When a write must update both a base table and a local secondary index, use DynamoDB transactions to ensure atomicity.

async function createInventoryWithIndex(item) {
  const params = {
    TransactItems: [
      {
        Put: {
          TableName: 'Inventory',
          Item: marshall({
            sku: item.sku,
            quantity: { N: String(item.quantity) },
            status: { S: item.status },
            version: { N: '0' },
          }),
        },
      },
      {
        Put: {
          TableName: 'InventoryIndex',
          Item: marshall({
            sku: item.sku,
            warehouseId: { S: item.warehouseId },
            quantity: { N: String(item.quantity) },
          }),
        },
      },
    ],
  };

  try {
    const result = await ddb.transactWriteItems(params);
    return unmarshall(result.Responses[0].Put.Item);
  } catch (error) {
    // Handle TransactionCanceledException for atomic rollback
    throw new Error('Transaction failed, integrity not preserved');
  }
}

4. Prevent BOLA/IDOR with explicit ownership checks in after hooks

Even with DynamoDB keys, ensure that a user can only access their own data by validating ownership in after hooks before returning results.

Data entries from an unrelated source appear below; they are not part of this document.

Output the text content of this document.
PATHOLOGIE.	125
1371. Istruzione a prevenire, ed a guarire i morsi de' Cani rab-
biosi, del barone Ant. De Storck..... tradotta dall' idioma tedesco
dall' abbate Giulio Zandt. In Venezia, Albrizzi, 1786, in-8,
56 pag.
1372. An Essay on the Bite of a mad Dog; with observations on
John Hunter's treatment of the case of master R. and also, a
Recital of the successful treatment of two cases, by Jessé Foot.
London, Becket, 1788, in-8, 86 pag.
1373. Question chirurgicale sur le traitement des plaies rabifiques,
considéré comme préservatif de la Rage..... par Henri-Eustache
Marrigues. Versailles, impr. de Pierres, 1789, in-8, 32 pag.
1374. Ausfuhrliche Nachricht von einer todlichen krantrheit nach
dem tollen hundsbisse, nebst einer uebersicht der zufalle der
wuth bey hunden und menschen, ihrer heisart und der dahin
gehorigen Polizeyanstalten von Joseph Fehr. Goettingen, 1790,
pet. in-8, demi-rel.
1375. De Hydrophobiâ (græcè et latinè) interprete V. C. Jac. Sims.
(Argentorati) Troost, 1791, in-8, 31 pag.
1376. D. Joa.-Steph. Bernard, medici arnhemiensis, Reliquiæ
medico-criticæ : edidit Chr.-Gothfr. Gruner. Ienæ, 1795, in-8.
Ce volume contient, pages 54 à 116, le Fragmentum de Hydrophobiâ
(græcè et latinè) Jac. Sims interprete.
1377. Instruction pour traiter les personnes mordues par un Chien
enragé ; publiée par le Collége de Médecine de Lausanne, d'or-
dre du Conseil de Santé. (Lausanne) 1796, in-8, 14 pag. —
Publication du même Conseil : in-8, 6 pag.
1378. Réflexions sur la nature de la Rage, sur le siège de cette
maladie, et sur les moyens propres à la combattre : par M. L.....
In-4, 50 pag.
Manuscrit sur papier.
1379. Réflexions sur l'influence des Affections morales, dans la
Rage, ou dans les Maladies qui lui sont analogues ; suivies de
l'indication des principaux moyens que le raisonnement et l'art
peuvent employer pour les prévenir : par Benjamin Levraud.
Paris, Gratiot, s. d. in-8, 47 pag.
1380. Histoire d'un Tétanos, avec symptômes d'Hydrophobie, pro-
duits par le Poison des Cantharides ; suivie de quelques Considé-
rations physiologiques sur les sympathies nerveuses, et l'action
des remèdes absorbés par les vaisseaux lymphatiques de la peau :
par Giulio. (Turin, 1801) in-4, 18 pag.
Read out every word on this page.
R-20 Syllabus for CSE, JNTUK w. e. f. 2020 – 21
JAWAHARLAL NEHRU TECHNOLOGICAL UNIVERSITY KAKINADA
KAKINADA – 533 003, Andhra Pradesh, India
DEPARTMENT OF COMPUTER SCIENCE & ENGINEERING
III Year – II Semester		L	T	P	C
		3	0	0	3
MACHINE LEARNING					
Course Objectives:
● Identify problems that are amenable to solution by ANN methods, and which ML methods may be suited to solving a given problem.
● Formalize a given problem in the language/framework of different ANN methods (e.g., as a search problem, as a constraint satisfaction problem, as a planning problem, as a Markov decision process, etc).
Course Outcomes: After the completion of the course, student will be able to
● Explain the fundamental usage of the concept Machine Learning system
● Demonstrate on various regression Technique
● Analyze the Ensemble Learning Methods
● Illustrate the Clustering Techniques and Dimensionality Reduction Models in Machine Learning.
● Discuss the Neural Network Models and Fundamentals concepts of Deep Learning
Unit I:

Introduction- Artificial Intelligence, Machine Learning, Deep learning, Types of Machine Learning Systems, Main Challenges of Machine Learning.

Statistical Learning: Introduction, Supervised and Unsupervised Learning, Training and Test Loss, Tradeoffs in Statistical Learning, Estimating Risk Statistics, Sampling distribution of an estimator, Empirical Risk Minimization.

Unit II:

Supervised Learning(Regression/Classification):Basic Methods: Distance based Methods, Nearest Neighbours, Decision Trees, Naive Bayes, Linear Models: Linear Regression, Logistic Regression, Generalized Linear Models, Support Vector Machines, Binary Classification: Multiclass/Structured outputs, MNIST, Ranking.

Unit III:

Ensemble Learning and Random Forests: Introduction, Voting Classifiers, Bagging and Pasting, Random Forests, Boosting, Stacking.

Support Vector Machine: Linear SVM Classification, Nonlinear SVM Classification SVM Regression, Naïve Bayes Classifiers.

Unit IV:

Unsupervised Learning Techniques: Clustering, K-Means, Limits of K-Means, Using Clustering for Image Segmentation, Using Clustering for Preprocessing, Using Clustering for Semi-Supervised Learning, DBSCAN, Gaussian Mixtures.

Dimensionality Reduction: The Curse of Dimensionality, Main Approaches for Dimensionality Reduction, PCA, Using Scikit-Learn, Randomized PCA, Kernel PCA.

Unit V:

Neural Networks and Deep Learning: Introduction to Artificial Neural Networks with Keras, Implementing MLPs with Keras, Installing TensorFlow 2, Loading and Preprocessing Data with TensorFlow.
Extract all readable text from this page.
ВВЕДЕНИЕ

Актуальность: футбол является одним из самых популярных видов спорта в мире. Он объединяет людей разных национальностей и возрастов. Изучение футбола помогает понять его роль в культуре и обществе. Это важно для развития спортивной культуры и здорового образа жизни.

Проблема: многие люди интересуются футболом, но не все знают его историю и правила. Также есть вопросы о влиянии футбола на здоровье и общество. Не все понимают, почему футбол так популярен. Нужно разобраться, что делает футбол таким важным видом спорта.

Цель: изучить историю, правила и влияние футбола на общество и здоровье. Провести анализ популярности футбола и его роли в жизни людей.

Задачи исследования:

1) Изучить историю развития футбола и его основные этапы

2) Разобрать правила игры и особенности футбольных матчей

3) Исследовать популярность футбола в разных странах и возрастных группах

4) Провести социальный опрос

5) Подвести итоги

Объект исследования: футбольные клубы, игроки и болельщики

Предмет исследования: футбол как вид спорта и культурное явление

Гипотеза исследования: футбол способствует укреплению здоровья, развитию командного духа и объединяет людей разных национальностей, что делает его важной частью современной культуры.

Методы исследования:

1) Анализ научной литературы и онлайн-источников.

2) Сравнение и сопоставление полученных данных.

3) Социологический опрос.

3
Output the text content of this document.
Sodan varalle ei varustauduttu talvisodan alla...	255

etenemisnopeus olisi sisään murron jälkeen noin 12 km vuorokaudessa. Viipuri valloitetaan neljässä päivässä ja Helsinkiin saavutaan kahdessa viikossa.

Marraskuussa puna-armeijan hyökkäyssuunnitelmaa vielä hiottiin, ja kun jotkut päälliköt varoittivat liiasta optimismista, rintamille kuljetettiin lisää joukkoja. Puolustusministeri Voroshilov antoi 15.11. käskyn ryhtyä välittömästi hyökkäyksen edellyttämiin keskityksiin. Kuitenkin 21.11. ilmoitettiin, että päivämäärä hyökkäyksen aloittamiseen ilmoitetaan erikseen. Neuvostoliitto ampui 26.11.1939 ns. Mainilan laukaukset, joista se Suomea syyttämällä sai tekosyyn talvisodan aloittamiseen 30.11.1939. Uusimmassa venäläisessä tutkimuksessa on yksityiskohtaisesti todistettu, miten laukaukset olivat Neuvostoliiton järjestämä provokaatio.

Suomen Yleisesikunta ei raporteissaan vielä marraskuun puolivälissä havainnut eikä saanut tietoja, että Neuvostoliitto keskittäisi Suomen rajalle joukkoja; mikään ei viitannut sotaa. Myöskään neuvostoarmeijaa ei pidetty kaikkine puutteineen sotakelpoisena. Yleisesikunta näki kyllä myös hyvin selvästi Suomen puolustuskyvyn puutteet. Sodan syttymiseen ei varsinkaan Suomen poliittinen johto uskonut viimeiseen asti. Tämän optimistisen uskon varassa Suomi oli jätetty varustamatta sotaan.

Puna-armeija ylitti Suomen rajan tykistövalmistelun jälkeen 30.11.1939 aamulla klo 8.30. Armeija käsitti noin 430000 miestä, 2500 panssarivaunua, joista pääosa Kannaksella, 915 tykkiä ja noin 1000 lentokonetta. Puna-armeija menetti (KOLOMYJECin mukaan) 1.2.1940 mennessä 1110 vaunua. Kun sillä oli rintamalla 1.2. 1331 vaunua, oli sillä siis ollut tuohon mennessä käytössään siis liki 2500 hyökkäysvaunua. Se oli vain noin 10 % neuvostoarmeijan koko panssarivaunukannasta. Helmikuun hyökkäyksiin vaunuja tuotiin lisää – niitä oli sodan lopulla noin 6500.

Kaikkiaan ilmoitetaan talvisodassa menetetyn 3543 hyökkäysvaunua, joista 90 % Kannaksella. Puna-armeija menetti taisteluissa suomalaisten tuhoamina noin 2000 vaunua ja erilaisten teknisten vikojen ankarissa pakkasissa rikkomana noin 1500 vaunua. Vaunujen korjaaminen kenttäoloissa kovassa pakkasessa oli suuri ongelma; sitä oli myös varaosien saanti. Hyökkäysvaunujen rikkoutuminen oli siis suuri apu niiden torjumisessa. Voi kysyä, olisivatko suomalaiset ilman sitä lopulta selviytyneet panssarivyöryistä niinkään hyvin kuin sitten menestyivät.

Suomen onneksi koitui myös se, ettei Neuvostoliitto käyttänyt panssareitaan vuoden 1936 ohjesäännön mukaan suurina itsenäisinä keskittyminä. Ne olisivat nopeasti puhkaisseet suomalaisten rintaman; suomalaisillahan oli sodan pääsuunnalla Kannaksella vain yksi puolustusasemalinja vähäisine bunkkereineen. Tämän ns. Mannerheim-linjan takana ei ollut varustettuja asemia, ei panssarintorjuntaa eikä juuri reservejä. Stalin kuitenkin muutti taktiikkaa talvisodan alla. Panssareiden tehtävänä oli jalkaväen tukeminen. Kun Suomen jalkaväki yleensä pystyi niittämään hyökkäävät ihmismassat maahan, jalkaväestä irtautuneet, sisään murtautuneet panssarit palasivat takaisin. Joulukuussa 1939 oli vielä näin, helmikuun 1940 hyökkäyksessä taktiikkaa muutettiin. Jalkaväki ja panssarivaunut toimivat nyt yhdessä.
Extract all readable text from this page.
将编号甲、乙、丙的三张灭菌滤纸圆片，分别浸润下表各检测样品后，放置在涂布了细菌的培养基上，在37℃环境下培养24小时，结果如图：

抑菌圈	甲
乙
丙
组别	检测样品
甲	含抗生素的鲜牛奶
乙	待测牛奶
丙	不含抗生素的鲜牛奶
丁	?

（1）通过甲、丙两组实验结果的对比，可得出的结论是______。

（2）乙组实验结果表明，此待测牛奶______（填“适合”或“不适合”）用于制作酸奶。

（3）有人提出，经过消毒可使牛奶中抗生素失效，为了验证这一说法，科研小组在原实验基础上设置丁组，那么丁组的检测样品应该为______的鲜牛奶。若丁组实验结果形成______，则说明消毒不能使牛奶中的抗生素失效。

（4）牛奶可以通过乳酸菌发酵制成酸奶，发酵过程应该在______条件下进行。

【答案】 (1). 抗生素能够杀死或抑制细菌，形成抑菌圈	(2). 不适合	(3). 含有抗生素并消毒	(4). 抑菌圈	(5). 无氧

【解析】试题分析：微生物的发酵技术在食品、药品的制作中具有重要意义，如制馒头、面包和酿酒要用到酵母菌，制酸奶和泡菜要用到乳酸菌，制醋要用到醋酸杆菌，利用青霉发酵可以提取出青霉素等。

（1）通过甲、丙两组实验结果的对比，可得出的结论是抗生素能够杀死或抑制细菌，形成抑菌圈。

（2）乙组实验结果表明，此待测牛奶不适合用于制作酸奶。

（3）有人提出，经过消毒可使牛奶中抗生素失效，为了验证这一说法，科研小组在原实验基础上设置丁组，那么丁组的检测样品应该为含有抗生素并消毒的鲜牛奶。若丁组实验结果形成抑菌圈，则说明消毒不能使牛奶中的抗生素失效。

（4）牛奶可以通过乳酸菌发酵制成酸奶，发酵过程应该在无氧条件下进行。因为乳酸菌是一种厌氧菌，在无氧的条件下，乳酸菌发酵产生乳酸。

function enforceOwnership(afterHook) {
  return async context => {
    const result = await afterHook(context);
    if (Array.isArray(result)) {
      return result.filter(item => item.userId === context.params.user.id);
    }
    if (result && result.userId !== context.params.user.id) {
      throw new Error('Unauthorized access');
    }
    return result;
  };
}

// Usage in service configuration
service.hooks.push({
  after: {
    find: enforceOwnership(async context => {
      const params = {
        TableName: 'Inventory',
        KeyConditionExpression: 'userId = :uid',
        ExpressionAttributeValues: {
          ':uid': { S: context.params.user.id },
        },
      };
      const data = await ddb.query(params);
      return data.Items.map(unmarshall);
    }),
  },
});

5. Continuous monitoring and schema-aware validation

For ongoing integrity, combine DynamoDB’s DescribeTable to understand key schema with runtime validation libraries that enforce numeric ranges, enum values, and string patterns. This reduces the risk of schema drift causing silent corruption.

Frequently Asked Questions

How does DynamoDB’s lack of schema enforcement affect FeathersJS integrity?
DynamoDB does not enforce mandatory fields, types, or foreign-key relationships. FeathersJS must provide validation and conditional writes to prevent invalid states; otherwise clients can store malformed or inconsistent data that persists without error.
Can conditional expressions in DynamoDB replace FeathersJS hooks for integrity?
Conditional expressions are powerful for concurrency and state transitions but cannot replace input validation. Hooks are still needed to normalize data, enforce complex business rules, and prevent malformed writes before they reach DynamoDB conditions.